I can't say I helped her much -- just told her she had time to think about failure AFTER The Exams; and right now was time to fill her mind only with positive, positive thoughts. "You're the best. You're the best. You know you are," I told her and told her. "Nobody out there is studying like you. You're using your English all the time to Do Good. How can you lose?"

I wondered if the rote approach was right, if a recited spiel was really what these professors looked for, if a relaxed, easy interview was what they were really after. But Juli knew what she was about. Juli crammed like a fiend. Her mom prayed the rosary, and lit a line of candles in the church.

Two weeks ago, when she went to Zamora for Exam 1, Juli nailed those written themes.

Yesterday evening I went with Juli back to Zamora for the big interview exam. She was scheduled for 8 a.m. today, the very first on the list. We agreed to speak only in English. We shopped a little, people-watched, and strolled the beautiful old town in the long dusk. Before she went to bed Juli read over her outline just once. We re-wrote a sentence in her presentation, to eliminate a repetition.
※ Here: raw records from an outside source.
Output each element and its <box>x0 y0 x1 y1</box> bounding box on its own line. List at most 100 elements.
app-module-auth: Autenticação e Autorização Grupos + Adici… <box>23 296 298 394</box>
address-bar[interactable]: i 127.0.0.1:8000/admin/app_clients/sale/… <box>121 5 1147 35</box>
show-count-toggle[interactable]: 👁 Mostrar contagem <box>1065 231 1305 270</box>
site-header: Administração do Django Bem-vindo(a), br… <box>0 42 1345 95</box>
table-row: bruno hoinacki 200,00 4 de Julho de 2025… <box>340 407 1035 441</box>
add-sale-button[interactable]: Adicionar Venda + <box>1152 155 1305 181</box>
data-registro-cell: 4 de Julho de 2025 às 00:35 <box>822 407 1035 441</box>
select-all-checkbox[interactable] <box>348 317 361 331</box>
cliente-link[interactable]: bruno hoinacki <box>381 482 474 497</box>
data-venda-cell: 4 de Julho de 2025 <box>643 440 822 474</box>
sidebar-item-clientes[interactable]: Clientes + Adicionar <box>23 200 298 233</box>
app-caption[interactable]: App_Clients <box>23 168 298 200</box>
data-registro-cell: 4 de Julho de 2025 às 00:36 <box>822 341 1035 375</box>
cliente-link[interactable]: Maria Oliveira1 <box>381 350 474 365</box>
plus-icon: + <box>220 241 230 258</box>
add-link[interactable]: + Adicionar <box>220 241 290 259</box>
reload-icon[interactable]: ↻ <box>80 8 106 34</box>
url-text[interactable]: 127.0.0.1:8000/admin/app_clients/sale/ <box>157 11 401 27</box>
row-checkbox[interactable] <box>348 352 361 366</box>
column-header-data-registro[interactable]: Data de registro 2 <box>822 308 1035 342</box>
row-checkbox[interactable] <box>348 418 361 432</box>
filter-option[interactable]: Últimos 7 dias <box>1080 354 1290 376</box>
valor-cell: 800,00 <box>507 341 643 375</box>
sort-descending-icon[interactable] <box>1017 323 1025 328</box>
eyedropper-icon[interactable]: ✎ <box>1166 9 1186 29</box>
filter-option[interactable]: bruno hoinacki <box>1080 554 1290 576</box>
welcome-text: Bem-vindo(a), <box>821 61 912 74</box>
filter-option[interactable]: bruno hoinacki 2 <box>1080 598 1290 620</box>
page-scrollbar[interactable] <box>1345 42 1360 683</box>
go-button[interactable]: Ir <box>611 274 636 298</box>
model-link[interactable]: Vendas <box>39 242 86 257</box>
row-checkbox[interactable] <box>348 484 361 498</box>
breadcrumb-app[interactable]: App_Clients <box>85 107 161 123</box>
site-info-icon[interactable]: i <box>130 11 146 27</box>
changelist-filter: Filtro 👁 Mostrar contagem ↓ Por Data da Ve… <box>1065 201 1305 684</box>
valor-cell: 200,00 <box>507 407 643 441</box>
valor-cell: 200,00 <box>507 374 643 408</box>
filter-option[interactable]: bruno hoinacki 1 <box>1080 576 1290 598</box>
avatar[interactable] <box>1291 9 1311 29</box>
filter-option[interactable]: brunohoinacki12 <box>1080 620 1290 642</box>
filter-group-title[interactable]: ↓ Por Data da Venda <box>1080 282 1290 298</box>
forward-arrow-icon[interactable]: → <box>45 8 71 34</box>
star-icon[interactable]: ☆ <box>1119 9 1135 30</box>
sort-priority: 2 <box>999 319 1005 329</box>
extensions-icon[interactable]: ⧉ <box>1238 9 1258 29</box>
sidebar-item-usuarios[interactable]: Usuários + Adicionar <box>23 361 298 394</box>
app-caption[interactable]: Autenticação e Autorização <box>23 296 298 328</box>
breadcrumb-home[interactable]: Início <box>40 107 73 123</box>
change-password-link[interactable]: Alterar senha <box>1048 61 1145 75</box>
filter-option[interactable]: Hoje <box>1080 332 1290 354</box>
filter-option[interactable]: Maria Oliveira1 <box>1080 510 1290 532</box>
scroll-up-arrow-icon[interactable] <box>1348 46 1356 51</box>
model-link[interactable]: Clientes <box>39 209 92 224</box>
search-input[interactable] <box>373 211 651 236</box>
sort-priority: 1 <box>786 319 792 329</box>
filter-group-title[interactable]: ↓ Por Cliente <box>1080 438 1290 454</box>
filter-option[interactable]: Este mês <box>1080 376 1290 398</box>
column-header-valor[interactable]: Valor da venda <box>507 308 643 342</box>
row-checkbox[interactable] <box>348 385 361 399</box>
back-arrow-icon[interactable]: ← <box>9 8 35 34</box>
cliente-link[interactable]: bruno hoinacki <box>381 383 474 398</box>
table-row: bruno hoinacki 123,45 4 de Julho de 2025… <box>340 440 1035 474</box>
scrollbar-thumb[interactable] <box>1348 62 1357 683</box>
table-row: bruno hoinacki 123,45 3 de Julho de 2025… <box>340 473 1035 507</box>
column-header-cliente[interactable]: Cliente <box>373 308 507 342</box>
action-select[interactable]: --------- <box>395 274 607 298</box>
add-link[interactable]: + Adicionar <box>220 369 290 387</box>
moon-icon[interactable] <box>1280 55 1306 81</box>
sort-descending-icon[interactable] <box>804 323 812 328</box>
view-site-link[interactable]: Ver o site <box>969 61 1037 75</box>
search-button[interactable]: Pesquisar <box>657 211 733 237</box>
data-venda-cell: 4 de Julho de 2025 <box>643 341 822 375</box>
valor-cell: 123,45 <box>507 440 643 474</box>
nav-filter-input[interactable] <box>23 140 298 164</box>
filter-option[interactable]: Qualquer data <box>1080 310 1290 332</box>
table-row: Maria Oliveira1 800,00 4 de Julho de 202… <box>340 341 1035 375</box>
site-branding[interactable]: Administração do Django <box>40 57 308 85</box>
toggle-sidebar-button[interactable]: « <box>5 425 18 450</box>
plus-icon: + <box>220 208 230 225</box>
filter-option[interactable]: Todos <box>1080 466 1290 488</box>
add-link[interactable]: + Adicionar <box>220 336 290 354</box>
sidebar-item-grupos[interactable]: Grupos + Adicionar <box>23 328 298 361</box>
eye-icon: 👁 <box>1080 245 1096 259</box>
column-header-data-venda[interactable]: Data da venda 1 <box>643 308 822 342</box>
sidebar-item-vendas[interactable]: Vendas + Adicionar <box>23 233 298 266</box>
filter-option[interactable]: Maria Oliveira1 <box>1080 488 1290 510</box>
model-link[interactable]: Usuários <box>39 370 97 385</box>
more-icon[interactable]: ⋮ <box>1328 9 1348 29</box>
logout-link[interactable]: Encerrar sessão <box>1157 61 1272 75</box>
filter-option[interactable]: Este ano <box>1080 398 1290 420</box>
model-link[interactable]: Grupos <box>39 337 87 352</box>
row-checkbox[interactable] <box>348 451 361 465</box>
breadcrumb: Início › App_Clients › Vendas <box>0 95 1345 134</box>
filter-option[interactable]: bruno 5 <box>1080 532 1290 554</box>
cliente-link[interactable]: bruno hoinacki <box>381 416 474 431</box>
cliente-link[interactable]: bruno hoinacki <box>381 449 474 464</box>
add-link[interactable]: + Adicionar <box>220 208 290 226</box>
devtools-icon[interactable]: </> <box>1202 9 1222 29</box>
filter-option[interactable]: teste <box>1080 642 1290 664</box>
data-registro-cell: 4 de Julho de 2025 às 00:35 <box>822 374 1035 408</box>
She fell asleep with the MP3 headphones on, a voice in her ear intoning something about The Decree of May 2006.

We didn't sleep so well. We were up at 6:30. She came out of the bathroom looking like she'd wept just a little, but she strode to the examination with an easy, bright air. We chattered in English right up to the last moment... I think we intimidated the other waiting candidates. We greeted everyone, but only two of them would join our conversation in English. When the examiner came click-clacking down the hall in killer heels and signaled to Juli, she wished her a cheery good morning in a lovely Irish accent.

Two and a half hours later Juli emerged, her face wreathed in smiles. She'd nailed this, too, she said: Her English didn't falter. She'd answered all their questions, presented her carefully illustrated teaching materials, all within the alloted time frame. We hugged and giggled and hopped around like little girls.

We spent the rest of the morning in the shops, as everything in Zamora is on sale. Juli bought a lovely garlic-keeper for her mom, and a box of cookies for the family. But nothing for herself.

Her gift to herself, she said, was a peaceful mind. No matter what the outcome, she really did give this her best shot.

She really is the best, you know.

1 comment:

Ryan Reichert said...

Hooray! I can't wait to hear how things turn out. I knew she was going to do well - I'm glad her nervousness didn't get the better of her.

Hopefully now she can land a great job and get her life moving in the directions she seems to want to go.